Fashion04 Mar 20263 MIN

We’ve been seeing a lot of Kartik Kumra. Prepare for more

How the ‘Indian future vintage’ designer behind Kartik Research, an LVMH Prize semi-finalist, became the architect of cool

Kartik Kumra

The designer Kartik Kumra takes a bow after his menswear show at Paris fashion week fall/winter 2026

Getty Images/Lyvans Boolaky

Kartik Research is not merely a contemporary label from New Delhi; it is a living archive of Indian craft reframed for the present. From the outset, in 2021, the brand placed culture—not trends—at the heart of its practice. Its guiding philosophy is simple yet radical: to restore the humanness of clothing, the hands and histories from which garments emerge.

With the brand shortlisted for the LVMH Prize that was announced a few weeks ago (this is founder Kartik Kumra’s second time on the list; the first was in 2023), it seemed timely to ponder what makes a young brand like his so significant. Kumra is the only India-based designer on the shortlist this year, following in the footsteps of Miuniku and Kaushik Velendra who were nominated in 2014 and 2020 respectively. It’s not just that he’s on the official calendar of Paris Fashion Week as of January this year. Or that his clothes have been worn by everyone from Lewis Hamilton to Paul Mescal and Zohran Mamdani. What’s more interesting is that for Kumra, craft is not nostalgia. It is contemporary cultural capital. His ascendence has signalled a shift: Indian handmade textiles entering the global luxury conversation not as exotic heritage but as intellectual authority, as a source of rigorous material knowledge.

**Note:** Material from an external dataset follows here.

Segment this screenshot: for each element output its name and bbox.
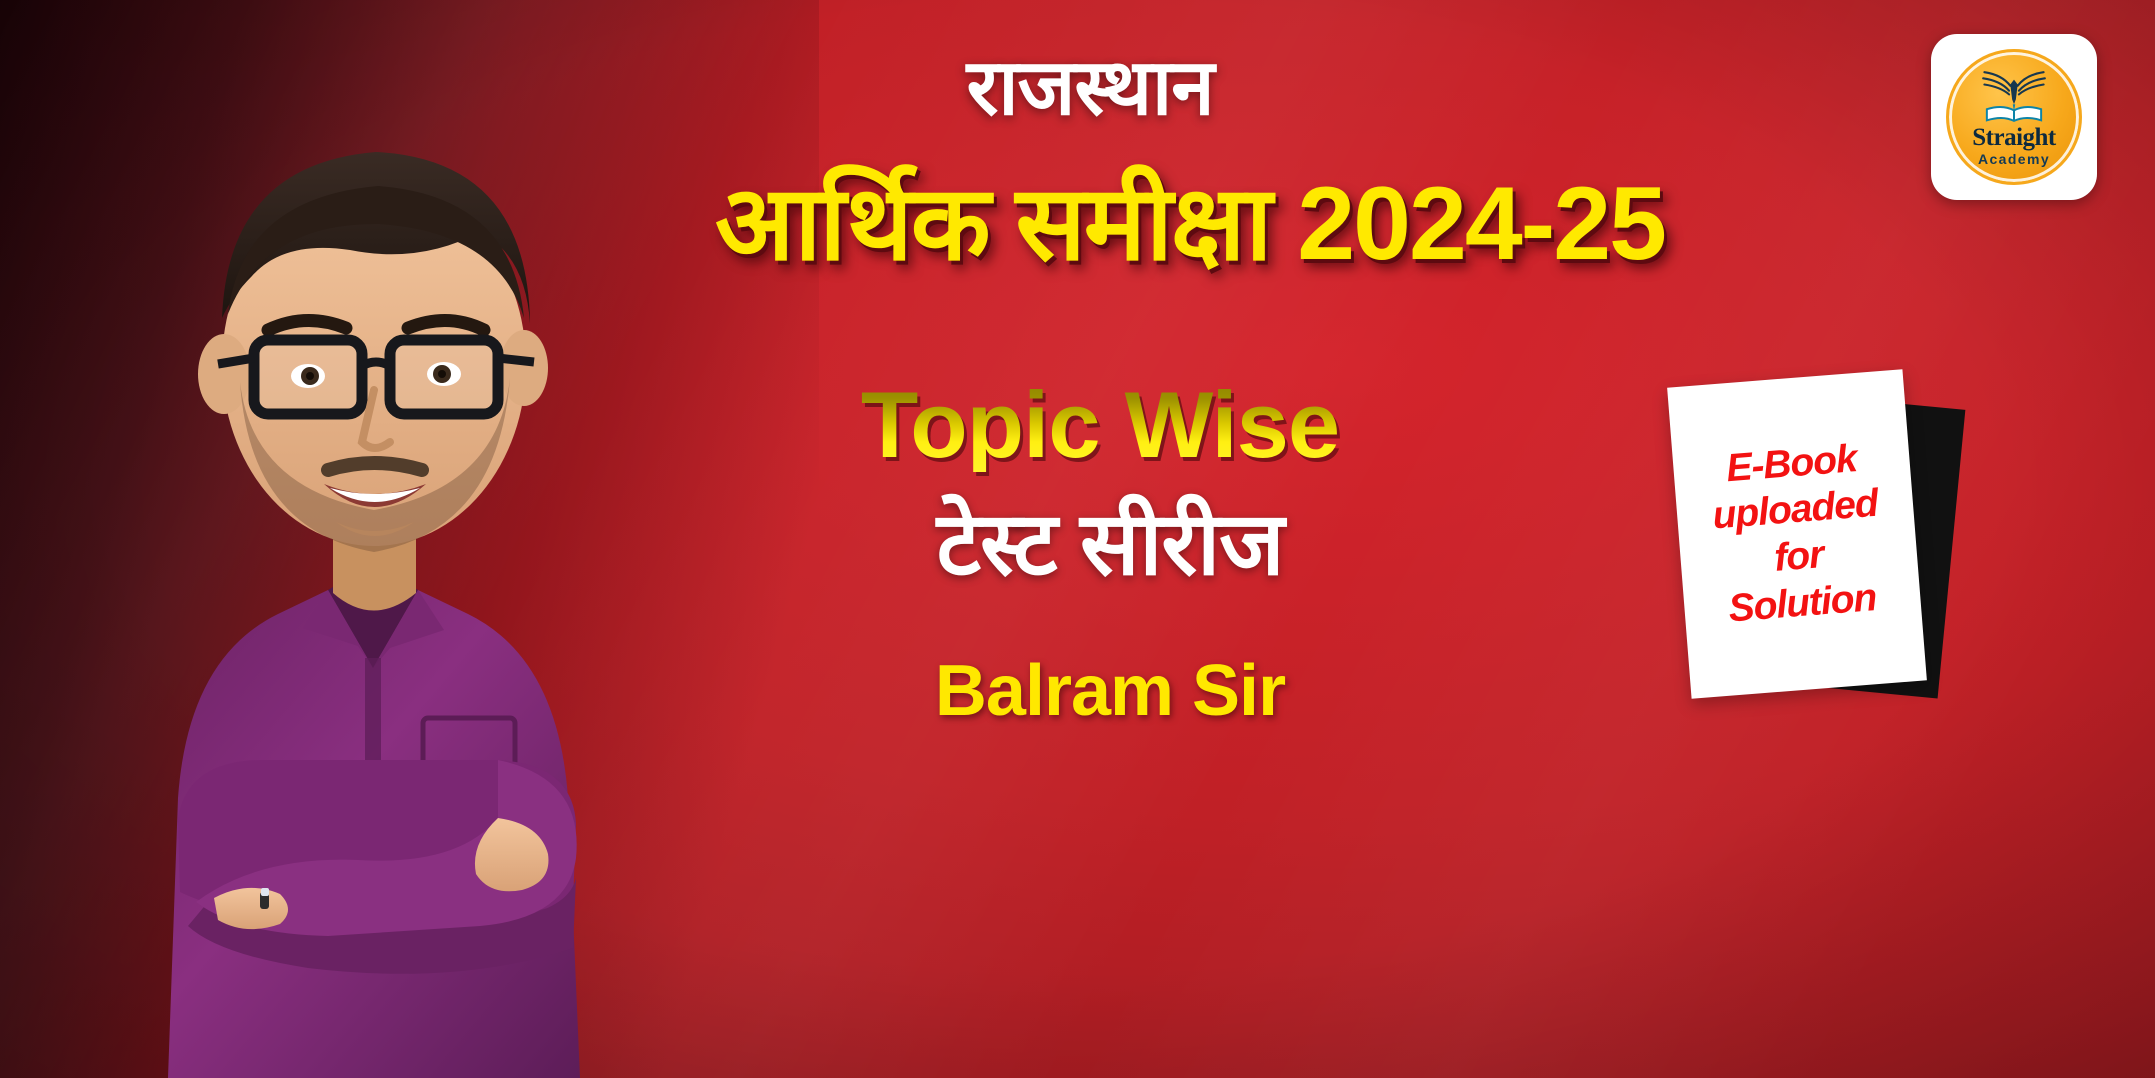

This shift from “exotic” to “expert” is significant because it becomes intellectually compelling in global fashion discourse. There is now a shift in the power dynamics—a cultural correction. Indian craft is no longer entering Western markets as raw material for foreign designers; it is arriving authored by an Indian voice, presented on an equal footing—even on platforms like Paris Fashion Week. That shift in authorship is important.

Kartik Research’s youthful collections—Indian future vintage, as they are labelled—often draw on layered narratives within Indian society—youth movements, music subcultures, inherited wardrobes, and the poetry of the everyday. His debut collection was an ode to the aesthetic inspired by 1960s psychedelic rockers while his most recent spring/summer 2026 show offered a nod to the effortless way craftspeople dress. His spring/summer 2025 showcase spotlighted the mix-and-match aesthetic of what people often wore on pilgrimages—garlands with sneakers, loose-fitting jackets layered over hand knitted cardigans and Converse shoes. This hybridity of ‘future vintage’ feels contemporary and avoids the museum-like stiffness often associated with craft. Rather than treating heritage as costume, Kartik Research approaches it as lived experience, allowing traditional techniques to shape modern silhouettes that feel both intimate and globally relevant. 

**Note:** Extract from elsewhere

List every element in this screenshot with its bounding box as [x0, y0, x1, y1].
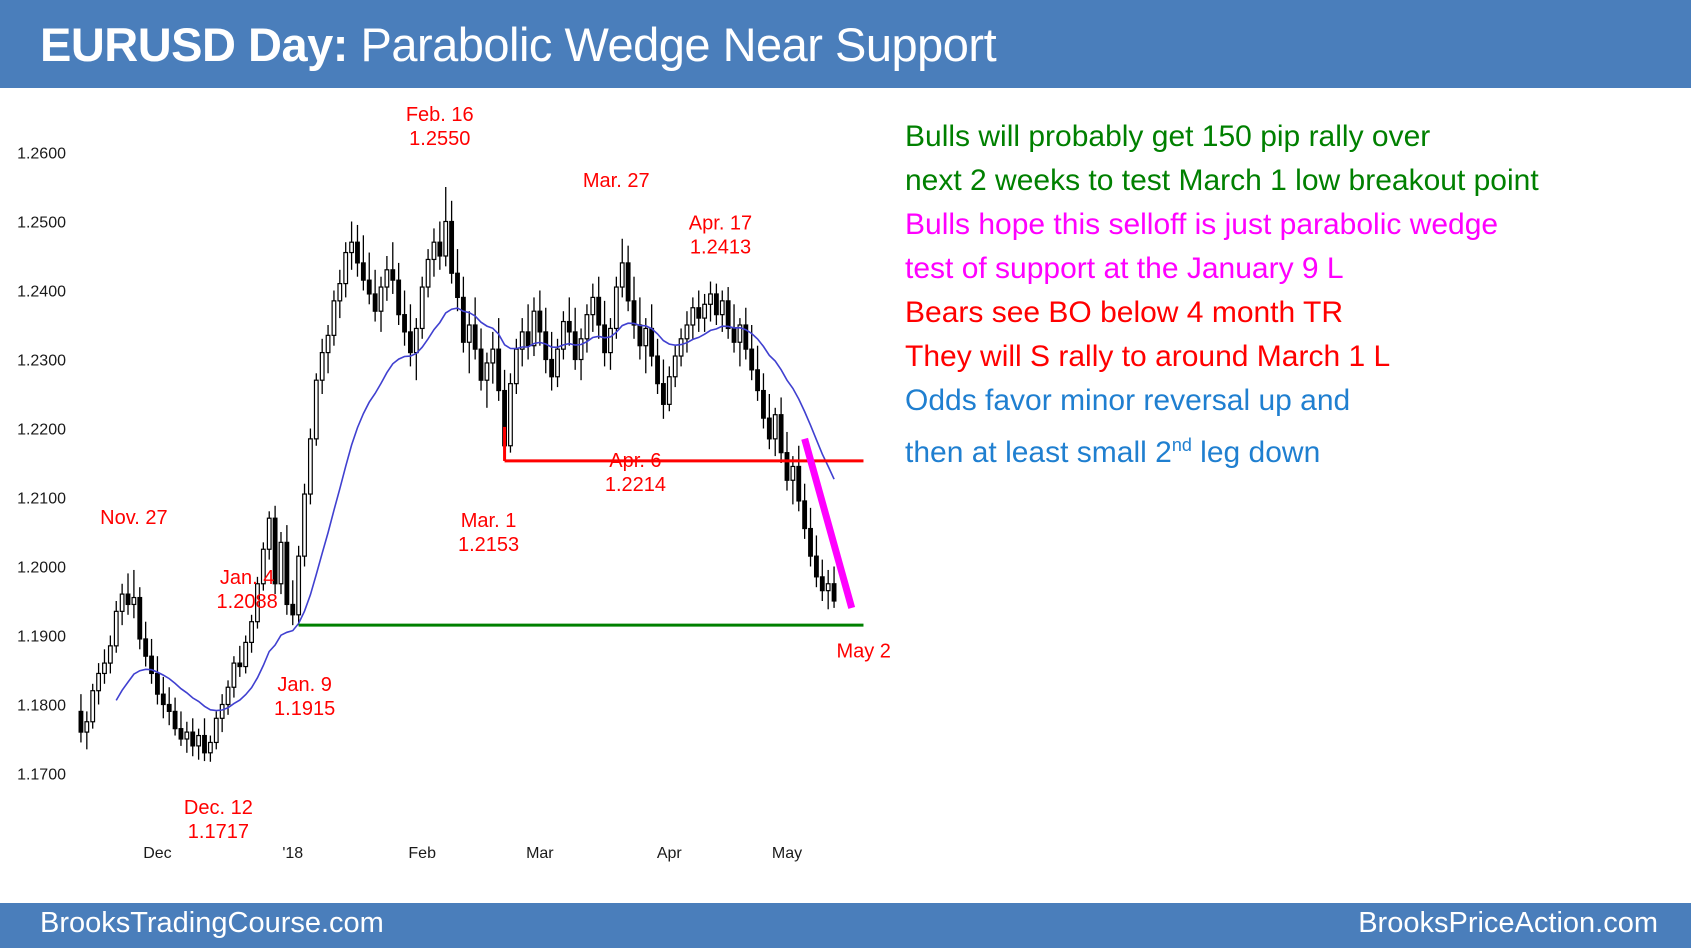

The label’s evolution from menswear into more fluid, gender-inclusive forms reflects the dynamism inherent in Indian craft traditions themselves—adaptive, porous, and always in dialogue with change. In his work, zardozi isn’t reserved for occasionwear, it can appear on a chore jacket just like a kantha stitch can show up like a wave on a safari-suit like trouser or a paisley motif can embellish an oversized rugby shirt.

Most importantly, Kartik Research champions sustainability not as a marketing tool but as an inherited ethos embedded in hand processes that value time, skill, and community. In his craft-conscious presentations, Kumra demonstrates that slow fashion is an ethical urgency. Sustainability needs to shift from a trend to a moral imperative. His work is a reminder that fashion designers, especially in India, who have inherited from centuries-old craft ecosystems, must uphold the Gandhian principles of community-based, low-impact, less extractive businesses with a slower economic rhythm. To counter the rapid homogenization of design, he places great value on origin stories—where and how clothing is made. This brings his artisan communities as co-creators in giving his narrative depth and authenticity. This is sartorial integrity.

What Kartik Research ultimately reveals is not just a market appetite for Indian craft but the clarity of the designer himself. It is important to see the human being he is, the inner architecture of Kartik Kumra’s philosophy. For him, creativity is responsibility. His work suggests that fashion is not merely aesthetic output but creative custodianship of culture. When craft is treated as knowledge, the artisan ceases to be an invisible labourer and the power structure shifts from extraction to exchange. In the present climate of celebrity designers and flashy branding, his humbling personal conviction becomes magnetic. He articulates a clear worldview and cuts through noise. Ultimately, it is the trust between maker and wearer that is luxury.